La question fondamentale pour moi est de savoir au nom de quel
règlement, au nom de quelle loi, un employé chargé de sécuriser un site
universitaire se transforme-t-il en «policier des mœurs» ? Au nom de
quelle morale ? Au nom de quelle autre loi n’a-t-on pas sanctionné son
intolérance gravissime ? Acte oublié ? Sans importance ? Si l’on avait
du temps à perdre, l’on «disserterait» sur les tenues des «khimarisées»
outrageusement maquillées en jeans et liquettes moulants au point de
laisser deviner toutes les formes du corps. L’on se poserait sans doute
la question de savoir si ce «hijab» d’un genre particulier est plus
«halal» qu’une jupe courte ?
Mais là n’est pas l’objet de mon propos. Je souhaiterais dire que toutes
les dérives islamistes (actes et déclarations) se passent dans une
absolue indifférence de ceux qu’on appelait il n’y a pas si longtemps
«société civile». Où est-elle donc aujourd’hui ? A-t-elle seulement
existé ? Pour l’instant, le danger est grand de voir que de dérives en
dérives, les islamistes redoublent de férocité en matière d’entraves aux
libertés individuelles et d’intolérance. Encouragés en cela par
l’impunité dont ils bénéficient. Celle-là même qui fait de leurs
semblables des «héros» aujourd’hui, assassins hier et pour toujours.

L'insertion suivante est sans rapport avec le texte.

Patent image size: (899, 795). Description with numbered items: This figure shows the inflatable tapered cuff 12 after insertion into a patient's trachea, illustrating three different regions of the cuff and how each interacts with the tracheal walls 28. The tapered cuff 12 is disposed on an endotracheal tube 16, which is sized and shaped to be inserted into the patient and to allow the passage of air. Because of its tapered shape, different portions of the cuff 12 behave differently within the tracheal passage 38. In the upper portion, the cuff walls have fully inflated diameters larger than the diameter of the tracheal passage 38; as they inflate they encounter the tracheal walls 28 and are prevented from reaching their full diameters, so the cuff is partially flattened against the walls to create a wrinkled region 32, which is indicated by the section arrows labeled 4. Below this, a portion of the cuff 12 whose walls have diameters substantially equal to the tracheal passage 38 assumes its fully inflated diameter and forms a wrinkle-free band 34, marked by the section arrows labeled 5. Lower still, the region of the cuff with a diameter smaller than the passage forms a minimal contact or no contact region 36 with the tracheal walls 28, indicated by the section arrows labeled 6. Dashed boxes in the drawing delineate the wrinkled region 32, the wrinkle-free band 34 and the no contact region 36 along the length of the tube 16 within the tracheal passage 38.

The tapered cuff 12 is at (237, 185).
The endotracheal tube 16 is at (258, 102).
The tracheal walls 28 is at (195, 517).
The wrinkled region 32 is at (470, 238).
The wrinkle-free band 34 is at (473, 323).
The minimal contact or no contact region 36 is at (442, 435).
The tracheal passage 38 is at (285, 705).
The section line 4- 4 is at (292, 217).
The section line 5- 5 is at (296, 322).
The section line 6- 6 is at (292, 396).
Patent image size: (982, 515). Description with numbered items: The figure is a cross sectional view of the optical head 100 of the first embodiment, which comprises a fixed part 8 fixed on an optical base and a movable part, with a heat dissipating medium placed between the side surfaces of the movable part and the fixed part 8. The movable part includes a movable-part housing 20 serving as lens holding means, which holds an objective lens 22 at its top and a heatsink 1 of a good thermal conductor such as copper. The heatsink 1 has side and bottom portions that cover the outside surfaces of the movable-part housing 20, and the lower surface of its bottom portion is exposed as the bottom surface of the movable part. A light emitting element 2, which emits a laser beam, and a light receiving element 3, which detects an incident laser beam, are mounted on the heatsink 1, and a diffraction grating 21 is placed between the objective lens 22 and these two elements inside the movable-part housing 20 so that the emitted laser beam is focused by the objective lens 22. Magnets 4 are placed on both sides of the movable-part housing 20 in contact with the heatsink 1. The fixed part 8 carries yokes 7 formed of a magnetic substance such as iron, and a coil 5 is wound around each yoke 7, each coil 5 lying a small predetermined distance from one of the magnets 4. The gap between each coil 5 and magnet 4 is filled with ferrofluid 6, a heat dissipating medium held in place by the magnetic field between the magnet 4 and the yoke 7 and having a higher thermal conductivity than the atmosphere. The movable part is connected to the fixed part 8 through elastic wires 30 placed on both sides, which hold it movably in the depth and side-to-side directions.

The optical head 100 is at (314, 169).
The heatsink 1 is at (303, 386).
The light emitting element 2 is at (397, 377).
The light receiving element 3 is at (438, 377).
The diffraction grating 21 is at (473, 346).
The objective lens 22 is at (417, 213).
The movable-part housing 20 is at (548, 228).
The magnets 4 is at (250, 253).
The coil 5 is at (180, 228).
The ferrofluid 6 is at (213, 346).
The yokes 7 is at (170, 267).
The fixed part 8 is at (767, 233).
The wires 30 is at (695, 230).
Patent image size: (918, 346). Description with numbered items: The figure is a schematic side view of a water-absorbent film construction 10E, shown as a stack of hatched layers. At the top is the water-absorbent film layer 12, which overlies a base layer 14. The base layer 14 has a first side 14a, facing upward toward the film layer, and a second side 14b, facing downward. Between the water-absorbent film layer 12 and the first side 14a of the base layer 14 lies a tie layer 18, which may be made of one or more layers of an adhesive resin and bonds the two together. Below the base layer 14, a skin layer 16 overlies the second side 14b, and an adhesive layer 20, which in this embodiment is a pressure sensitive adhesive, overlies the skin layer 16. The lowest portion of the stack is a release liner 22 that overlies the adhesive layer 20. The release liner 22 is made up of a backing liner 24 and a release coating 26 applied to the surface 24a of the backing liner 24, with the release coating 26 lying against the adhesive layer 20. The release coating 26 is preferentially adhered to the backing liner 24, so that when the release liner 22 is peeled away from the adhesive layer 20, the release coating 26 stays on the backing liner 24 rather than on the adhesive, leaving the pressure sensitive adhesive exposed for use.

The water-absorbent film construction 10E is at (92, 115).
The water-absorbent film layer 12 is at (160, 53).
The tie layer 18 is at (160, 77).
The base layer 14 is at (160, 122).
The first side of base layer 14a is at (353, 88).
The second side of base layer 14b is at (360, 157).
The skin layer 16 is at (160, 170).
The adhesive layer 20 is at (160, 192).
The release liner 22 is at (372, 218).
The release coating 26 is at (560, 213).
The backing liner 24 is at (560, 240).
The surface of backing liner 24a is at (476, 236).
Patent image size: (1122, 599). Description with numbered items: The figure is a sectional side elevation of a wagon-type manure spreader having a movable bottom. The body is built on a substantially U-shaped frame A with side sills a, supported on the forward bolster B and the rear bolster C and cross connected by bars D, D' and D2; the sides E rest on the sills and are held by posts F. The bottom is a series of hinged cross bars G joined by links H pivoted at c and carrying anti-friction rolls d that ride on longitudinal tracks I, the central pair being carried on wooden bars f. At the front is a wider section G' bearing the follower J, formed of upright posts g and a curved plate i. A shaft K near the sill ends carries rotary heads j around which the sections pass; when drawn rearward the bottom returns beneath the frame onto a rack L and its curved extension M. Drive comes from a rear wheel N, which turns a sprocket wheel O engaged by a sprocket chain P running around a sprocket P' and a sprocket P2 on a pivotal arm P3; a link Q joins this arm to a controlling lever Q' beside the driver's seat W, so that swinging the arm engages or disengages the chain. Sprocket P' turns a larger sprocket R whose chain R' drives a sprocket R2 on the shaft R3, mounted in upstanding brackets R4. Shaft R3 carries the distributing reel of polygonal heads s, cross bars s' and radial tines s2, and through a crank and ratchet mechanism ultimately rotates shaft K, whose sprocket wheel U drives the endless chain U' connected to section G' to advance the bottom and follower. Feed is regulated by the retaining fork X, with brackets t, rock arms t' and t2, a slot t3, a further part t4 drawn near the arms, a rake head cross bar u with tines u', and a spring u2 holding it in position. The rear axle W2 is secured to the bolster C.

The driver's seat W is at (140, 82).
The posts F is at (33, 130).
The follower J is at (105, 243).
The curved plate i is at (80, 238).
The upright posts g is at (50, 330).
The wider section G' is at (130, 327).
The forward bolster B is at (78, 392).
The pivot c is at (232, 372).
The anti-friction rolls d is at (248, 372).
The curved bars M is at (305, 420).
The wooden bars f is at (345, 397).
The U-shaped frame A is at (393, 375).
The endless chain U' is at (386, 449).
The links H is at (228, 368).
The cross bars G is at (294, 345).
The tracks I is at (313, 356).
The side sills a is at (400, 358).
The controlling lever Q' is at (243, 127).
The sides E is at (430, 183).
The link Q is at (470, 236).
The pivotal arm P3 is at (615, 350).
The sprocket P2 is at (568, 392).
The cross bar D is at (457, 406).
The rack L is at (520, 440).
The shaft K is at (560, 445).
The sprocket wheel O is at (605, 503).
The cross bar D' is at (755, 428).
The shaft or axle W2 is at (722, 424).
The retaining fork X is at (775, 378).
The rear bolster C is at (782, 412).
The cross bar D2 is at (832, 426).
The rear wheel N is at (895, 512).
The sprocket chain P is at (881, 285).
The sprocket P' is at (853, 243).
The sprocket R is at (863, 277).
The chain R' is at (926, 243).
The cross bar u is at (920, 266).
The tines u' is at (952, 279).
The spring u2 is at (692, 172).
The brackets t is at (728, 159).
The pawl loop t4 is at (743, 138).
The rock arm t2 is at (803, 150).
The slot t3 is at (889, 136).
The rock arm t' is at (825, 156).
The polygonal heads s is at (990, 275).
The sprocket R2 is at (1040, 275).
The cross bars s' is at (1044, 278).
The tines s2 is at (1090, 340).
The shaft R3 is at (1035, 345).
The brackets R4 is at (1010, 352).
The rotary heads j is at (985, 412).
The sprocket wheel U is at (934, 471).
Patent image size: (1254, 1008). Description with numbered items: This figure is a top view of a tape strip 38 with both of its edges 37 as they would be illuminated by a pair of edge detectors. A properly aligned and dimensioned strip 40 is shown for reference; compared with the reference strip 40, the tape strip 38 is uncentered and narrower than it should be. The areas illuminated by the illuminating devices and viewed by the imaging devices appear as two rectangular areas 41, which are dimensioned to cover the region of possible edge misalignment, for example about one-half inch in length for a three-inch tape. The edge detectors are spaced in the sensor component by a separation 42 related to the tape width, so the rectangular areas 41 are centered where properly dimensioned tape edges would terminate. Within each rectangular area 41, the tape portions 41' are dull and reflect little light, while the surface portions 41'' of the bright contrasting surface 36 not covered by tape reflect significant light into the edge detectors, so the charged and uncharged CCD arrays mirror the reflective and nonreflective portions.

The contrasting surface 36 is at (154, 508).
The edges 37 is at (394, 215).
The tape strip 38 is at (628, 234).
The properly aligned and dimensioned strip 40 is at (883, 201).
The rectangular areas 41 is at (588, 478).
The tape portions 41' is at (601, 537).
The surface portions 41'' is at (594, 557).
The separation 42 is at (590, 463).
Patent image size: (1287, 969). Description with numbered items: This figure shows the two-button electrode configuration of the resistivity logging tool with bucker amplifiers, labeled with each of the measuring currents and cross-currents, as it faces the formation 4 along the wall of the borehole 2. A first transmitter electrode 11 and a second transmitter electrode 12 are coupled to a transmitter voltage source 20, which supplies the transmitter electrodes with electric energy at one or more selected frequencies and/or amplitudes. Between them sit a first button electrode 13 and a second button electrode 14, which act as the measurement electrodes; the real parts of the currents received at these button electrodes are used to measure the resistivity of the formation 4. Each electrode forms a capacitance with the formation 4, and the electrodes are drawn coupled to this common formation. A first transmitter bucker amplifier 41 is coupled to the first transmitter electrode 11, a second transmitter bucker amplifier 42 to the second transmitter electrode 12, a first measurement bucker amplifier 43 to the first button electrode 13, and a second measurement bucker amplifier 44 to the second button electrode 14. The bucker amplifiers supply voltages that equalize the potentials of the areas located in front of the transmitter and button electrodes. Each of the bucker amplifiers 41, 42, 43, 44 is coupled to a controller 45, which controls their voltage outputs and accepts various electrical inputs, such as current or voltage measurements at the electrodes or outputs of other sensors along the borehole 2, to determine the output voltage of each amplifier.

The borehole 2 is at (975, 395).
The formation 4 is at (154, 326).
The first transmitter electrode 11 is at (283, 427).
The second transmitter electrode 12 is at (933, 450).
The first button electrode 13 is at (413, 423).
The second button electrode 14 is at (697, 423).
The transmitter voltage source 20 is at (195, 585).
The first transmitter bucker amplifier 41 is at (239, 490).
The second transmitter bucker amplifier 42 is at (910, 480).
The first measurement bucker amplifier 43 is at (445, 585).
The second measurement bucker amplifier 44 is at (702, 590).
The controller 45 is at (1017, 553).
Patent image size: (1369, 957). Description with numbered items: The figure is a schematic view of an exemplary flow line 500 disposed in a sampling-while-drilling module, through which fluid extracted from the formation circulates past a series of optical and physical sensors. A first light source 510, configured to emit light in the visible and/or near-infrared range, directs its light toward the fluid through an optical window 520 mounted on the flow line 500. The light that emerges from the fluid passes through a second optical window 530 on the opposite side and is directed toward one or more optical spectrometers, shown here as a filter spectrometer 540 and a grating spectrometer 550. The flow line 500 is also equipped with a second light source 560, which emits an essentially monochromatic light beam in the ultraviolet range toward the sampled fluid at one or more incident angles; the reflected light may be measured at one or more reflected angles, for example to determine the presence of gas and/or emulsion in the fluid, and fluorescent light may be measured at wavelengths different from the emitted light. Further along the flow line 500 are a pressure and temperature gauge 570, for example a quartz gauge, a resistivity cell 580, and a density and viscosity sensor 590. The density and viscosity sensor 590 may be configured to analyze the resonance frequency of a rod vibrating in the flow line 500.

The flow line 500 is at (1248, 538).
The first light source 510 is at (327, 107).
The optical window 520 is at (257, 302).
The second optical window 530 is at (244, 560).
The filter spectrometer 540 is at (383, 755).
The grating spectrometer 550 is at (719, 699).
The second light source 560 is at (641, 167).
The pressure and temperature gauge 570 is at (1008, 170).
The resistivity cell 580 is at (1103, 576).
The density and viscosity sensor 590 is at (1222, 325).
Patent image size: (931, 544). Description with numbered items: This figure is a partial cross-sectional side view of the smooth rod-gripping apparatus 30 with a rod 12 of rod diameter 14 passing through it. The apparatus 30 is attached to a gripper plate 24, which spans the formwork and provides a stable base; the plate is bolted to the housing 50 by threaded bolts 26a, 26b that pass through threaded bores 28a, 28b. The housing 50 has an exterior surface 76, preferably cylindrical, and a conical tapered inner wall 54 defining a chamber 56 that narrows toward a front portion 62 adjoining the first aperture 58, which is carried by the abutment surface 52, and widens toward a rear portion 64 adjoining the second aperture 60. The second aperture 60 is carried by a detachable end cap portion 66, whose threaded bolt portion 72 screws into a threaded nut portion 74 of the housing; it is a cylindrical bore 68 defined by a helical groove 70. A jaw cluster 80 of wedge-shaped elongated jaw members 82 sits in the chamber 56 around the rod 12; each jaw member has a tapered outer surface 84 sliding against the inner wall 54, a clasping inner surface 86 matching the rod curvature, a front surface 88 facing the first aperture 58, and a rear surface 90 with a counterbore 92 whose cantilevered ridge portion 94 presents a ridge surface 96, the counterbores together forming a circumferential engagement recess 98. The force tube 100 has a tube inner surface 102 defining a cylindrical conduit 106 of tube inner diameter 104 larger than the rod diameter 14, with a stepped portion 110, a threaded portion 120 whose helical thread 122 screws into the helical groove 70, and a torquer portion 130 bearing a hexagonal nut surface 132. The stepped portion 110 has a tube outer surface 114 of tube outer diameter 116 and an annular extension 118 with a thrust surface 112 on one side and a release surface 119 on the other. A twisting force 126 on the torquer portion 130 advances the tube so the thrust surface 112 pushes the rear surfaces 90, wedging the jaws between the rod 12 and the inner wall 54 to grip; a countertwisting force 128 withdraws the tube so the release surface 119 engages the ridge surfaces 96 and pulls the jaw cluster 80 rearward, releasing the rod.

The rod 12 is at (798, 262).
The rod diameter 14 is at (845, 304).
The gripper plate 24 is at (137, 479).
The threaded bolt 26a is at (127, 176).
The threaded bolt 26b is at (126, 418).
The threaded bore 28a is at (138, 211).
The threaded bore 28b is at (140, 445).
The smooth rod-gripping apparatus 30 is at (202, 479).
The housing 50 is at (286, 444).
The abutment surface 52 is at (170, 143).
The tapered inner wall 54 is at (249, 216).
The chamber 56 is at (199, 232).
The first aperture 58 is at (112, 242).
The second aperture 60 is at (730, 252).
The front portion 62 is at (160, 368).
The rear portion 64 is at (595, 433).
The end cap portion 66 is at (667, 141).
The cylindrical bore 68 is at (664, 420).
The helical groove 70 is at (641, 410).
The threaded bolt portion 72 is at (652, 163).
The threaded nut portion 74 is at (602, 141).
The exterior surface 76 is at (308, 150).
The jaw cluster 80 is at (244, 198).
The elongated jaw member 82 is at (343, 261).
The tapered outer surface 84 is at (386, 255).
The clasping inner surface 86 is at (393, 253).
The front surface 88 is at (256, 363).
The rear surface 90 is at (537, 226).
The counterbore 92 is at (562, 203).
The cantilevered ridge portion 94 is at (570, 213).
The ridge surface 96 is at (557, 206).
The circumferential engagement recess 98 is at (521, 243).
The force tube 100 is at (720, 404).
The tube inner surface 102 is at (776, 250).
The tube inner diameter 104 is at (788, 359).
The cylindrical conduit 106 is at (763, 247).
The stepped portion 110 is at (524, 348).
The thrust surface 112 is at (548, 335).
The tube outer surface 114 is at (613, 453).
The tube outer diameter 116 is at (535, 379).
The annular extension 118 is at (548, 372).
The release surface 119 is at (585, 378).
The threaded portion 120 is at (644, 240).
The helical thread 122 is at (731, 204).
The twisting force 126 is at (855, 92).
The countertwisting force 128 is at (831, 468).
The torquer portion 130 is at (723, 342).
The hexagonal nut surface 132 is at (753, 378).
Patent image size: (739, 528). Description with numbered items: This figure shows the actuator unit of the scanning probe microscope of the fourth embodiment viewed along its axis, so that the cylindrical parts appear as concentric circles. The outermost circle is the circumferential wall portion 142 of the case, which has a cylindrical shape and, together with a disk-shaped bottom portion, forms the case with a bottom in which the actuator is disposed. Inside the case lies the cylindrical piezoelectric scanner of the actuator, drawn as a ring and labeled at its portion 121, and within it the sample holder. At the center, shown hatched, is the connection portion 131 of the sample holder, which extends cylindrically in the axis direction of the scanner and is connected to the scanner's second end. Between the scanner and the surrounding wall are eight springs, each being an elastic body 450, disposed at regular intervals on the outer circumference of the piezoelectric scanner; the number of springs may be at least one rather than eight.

A-t-on donc déjà oublié les domiciles incendiés des femmes vivant seules
en 1990-1991-1992... parce que de «mœurs légères ?».
A-t-on donc déjà oublié les agressions au vitriol de celles qui
refusèrent de porter le hidjab et le jilbab ?
A-t-on donc déjà oublié le diktat des barbus dans les écoles ?
A-t-on donc oublié tout cela ? Non, l’érosion ne peut pas expliquer
l’inertie générale. Qu’espère-t-on donc d’idéologues qui ont amplement
démontré ce dont ils étaient capables en matière de violences et
d’horreurs ? Les loups seraient-ils devenus des agneaux ? L’opération
menée avec succès par l’Armée nationale démontre le contraire. Mais
l’armée ne peut lutter contre l’indifférence, l’inertie de ceux qui
pensent, parce que amnésiques, que l’islamisme est un fléau qui ne
frappe qu’ailleurs.
L’islamisme chassé par la porte ne perd jamais l’espoir de revenir par
la fenêtre. L’Armée nationale populaire poursuivra encore toujours la
lutte antiterroriste. Mais elle ne volera pas au secours de ceux qui
veulent, comme dit l’adage, «le beurre et l’argent du beurre». Ne pas
s’attirer les foudres des barbus sous prétexte que l’on n’est pas
concerné, tout en comptant sur les forces de sécurité pour réveiller les
consciences. On a suffisamment reproché à l’institution militaire de se
mêler de politique. Elle a parfaitement retenu la leçon. La sécurité et
l’unité du pays, ce sont «ses choses». L’inertie, l’indifférence des
civils face aux dérives des islamistes sont le problème de ces mêmes
civils. L’érosion ne peut pas tout justifier, tout expliquer parce que
l’on ne peut se désintéresser de l’avenir de ses enfants. Que l’on ne me
croit surtout pas «donneuse de leçons». Le succès de l’opération
militaire de Boukram m’offre l’occasion d’espérer et de croire que
l’Algérie demeurera républicaine et que la barbe et le kamiss n’auront
jamais droit de cité. A condition que nous demeurions vigilants face à
l’intolérance. Est-ce normal, légal de jeter l’anathème contre un homme
parce qu’il pense, parce qu’il
écrit ? Est-ce normal, légal d’interdire l’accès de l’université à une
jeune fille lorsqu’on est simple agent de sécurité non rémunéré pour
«juger» une tenue décente ou indécente ?
De même que peu de voix, hormis celle attendue de l’Etat, à laquelle se
sont joints les journalistes, se sont fait entendre lorsque l’agence
Reuters (dépêche reprise par Le Figaro) a qualifié les terroristes
islamistes de «militants». Choquant ? Certes ! Mais est-ce étonnant ?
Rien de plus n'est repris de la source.